Я, разумеется, немедленно ухватился за эту тему и стал шутить, смеяться. Анелька ушла к себе как будто успокоенная, но я был уверен, что нам не вполне удалось рассеять ее подозрения, а моя веселость могла показаться ей притворной. И тетя и пани Целина были ужасно испуганы, а я – попросту в отчаянии: мне сразу стало ясно, как безнадежны наши старания надолго сохранить все в тайне. Сейчас Анелька, быть может, подозревает нас только в том, что мы скрыли от нее какие-то денежные затруднения Кромицкого, но что будет, когда пройдет неделя, две, месяц, а она не получит ни одного письма от мужа? Что мы тогда ей скажем? Чем объясним его молчание?
Около полудня пришел доктор. Мы тотчас рассказали ему, что произошло, и он повторил прежний свой совет – сообщить Анельке всю правду.
– Ведь пани Кромицкая, не получая от мужа писем, начнет скоро тревожиться и будет строить самые худшие предположения, – говорил он.
Но я хотел еще на некоторое время оттянуть эту развязку и возразил, что именно беспокойство и подготовит Анельку к печальной вести.
– Да, – сказал доктор, – но длительные волнения – плохая подготовка организма к тому испытанию, которое ему предстоит. Тем более что роды, вероятно, и при благоприятных условиях будут не очень-то легкие.
Быть может, он и прав, но сердце у меня так и замирает от страха. Все имеет границы, и мужество человеческое – тоже. Что-то во мне отчаянно противится такому решению, и внутренний голос твердит «нет!». Но тетя и пани Целина уже почти решились завтра все сказать Анельке. Не буду больше вмешиваться… Я понятия не имел, что возможно так чего-либо страшиться. Но ведь это естественно – дело идет об Анельке.

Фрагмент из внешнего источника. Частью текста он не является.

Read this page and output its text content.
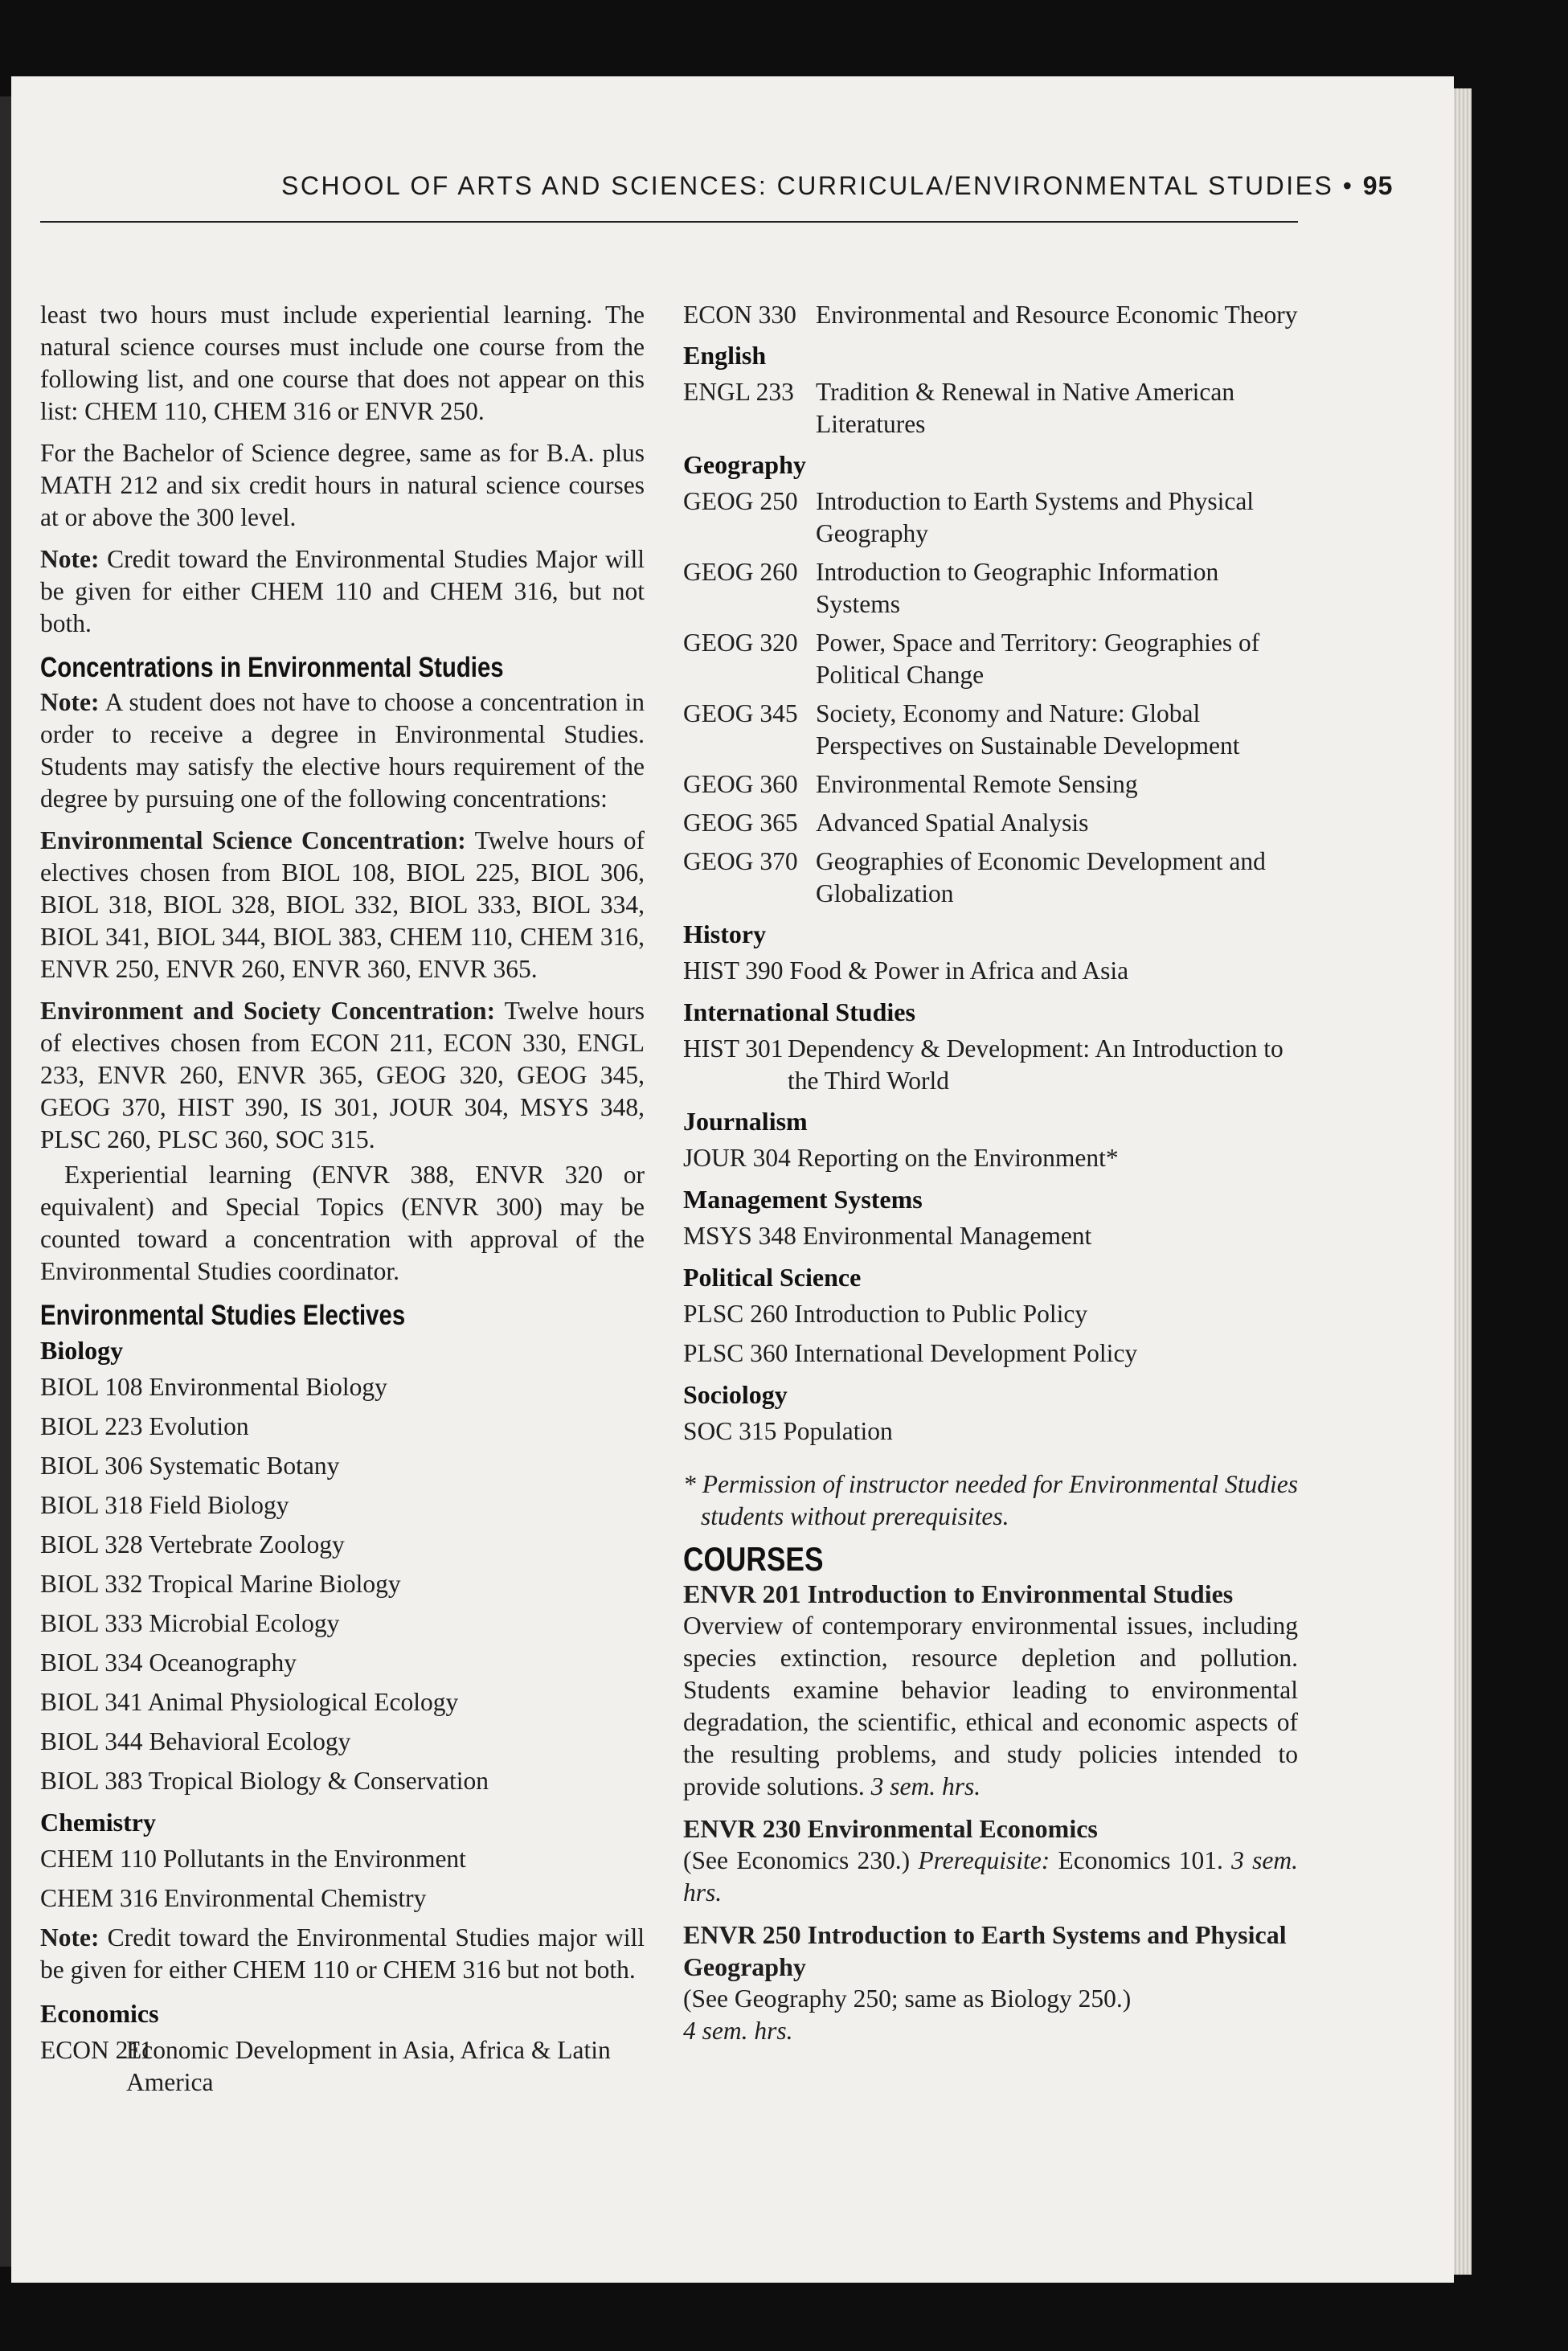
SCHOOL OF ARTS AND SCIENCES: CURRICULA/ENVIRONMENTAL STUDIES • 95

least two hours must include experiential learning. The natural science courses must include one course from the following list, and one course that does not appear on this list: CHEM 110, CHEM 316 or ENVR 250.

For the Bachelor of Science degree, same as for B.A. plus MATH 212 and six credit hours in natural science courses at or above the 300 level.

Note: Credit toward the Environmental Studies Major will be given for either CHEM 110 and CHEM 316, but not both.

Concentrations in Environmental Studies

Note: A student does not have to choose a concentration in order to receive a degree in Environmental Studies. Students may satisfy the elective hours requirement of the degree by pursuing one of the following concentrations:

Environmental Science Concentration: Twelve hours of electives chosen from BIOL 108, BIOL 225, BIOL 306, BIOL 318, BIOL 328, BIOL 332, BIOL 333, BIOL 334, BIOL 341, BIOL 344, BIOL 383, CHEM 110, CHEM 316, ENVR 250, ENVR 260, ENVR 360, ENVR 365.

Environment and Society Concentration: Twelve hours of electives chosen from ECON 211, ECON 330, ENGL 233, ENVR 260, ENVR 365, GEOG 320, GEOG 345, GEOG 370, HIST 390, IS 301, JOUR 304, MSYS 348, PLSC 260, PLSC 360, SOC 315.

Experiential learning (ENVR 388, ENVR 320 or equivalent) and Special Topics (ENVR 300) may be counted toward a concentration with approval of the Environmental Studies coordinator.

Environmental Studies Electives
Biology
BIOL 108 Environmental Biology
BIOL 223 Evolution
BIOL 306 Systematic Botany
BIOL 318 Field Biology
BIOL 328 Vertebrate Zoology
BIOL 332 Tropical Marine Biology
BIOL 333 Microbial Ecology
BIOL 334 Oceanography
BIOL 341 Animal Physiological Ecology
BIOL 344 Behavioral Ecology
BIOL 383 Tropical Biology & Conservation
Chemistry
CHEM 110 Pollutants in the Environment
CHEM 316 Environmental Chemistry

Note: Credit toward the Environmental Studies major will be given for either CHEM 110 or CHEM 316 but not both.

Economics
ECON 211
Economic Development in Asia, Africa & Latin America
ECON 330 Environmental and Resource Economic Theory
English
ENGL 233 Tradition & Renewal in Native American Literatures
Geography
GEOG 250 Introduction to Earth Systems and Physical Geography
GEOG 260 Introduction to Geographic Information Systems
GEOG 320 Power, Space and Territory: Geographies of Political Change
GEOG 345 Society, Economy and Nature: Global Perspectives on Sustainable Development
GEOG 360 Environmental Remote Sensing
GEOG 365 Advanced Spatial Analysis
GEOG 370 Geographies of Economic Development and Globalization
History
HIST 390 Food & Power in Africa and Asia
International Studies
HIST 301 Dependency & Development: An Introduction to the Third World
Journalism
JOUR 304 Reporting on the Environment*
Management Systems
MSYS 348 Environmental Management
Political Science
PLSC 260 Introduction to Public Policy
PLSC 360 International Development Policy
Sociology
SOC 315 Population

* Permission of instructor needed for Environmental Studies students without prerequisites.

COURSES
ENVR 201 Introduction to Environmental Studies

Overview of contemporary environmental issues, including species extinction, resource depletion and pollution. Students examine behavior leading to environmental degradation, the scientific, ethical and economic aspects of the resulting problems, and study policies intended to provide solutions. 3 sem. hrs.

ENVR 230 Environmental Economics

(See Economics 230.) Prerequisite: Economics 101. 3 sem. hrs.

ENVR 250 Introduction to Earth Systems and Physical Geography

(See Geography 250; same as Biology 250.)
4 sem. hrs.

До вечера все было благополучно, а вечером внезапно началось кровотечение. Ведь я говорил!..
Три часа ночи. Она только что уснула. Доктор дежурит около нее. Надо взять себя в руки и сохранять спокойствие. Надо! Это ради нее – должен же хоть один человек в доме не терять головы.
Доктор говорит, что «первый период болезни протекает правильно». Как это понимать? Неужели это значит, что она умрет?
Температура у нее невысокая. Говорят, так всегда бывает первые два дня. Анелька в полном сознании. Слаба, но не очень страдает. Доктор предупредил нас, что температура может дойти до сорока градусов и начнутся сильные боли, беспамятство, отек ног. Да, вот что он сулит! Эх, пропади все пропадом! Боже, если это – кара за мои грехи, то, клянусь, я уеду, я никогда в жизни не буду пытаться увидеть ее – только спаси ее!
Я до сих пор еще не навестил ее. Дежурю снаружи у ее дверей, но не вхожу – боюсь, как бы ей не стало хуже и не повысилась температура.
Минутами приходит страшная мысль, что я могу сойти с ума и какой-нибудь безумной выходкой убить Анельку. Поэтому я заставляю себя писать и буду писать все дни – мне кажется, это помогает мне держать себя в узде.
Слышал из-за двери ее голос и стоны. При этой болезни боли бывают ужасные. По словам доктора, это – «нормальное явление», а по-моему – слепая жестокость! Тетя говорила мне, что Анелька то и дело протягивает руки, обнимает за шею то ее, то мать и молит спасти ее. А помочь ничем нельзя, хоть бейся головой о стену!
Боли усиливаются. Ноги сильно отекли. Ее мучает тошнота и слабость.
Доктор ничего не обещает, говорит, что все может кончиться плохо, а может и благополучно. Это я и без него знаю. Температура – сорок. Она все время в сознании.
Я уже знаю. Никто мне этого не говорил, но я знаю наверное, что она умрет. Я владею собой и даже спокоен… Анелька умрет! Сегодня ночью, сидя у ее двери, я увидел это так ясно, как сейчас вижу солнце. Бывает такое состояние, когда человек видит вещи, которые и не снятся людям, неспособным сосредоточить все мысли и чувства на чем-нибудь одном. Перед рассветом мне вдруг стала так ясна неизбежность конца, словно кто снял завесу с глаз моих и мозга. Ничто на свете не спасет Анельку. Я знаю это лучше всех врачей. И я перестал метаться. Это не поможет ни ей, ни мне. Приговор нам обоим произнесен. Я ведь не слепой, я вижу, что какая-то сила, всемогущая, как сама жизнь, отрывает нас друг от друга. Что это за сила, как ее назвать – не знаю. Знаю только, что, если упаду на колени, буду биться головой о пол и молиться, я, может быть, мольбами своими сдвину горы, – но этой силы не умолю.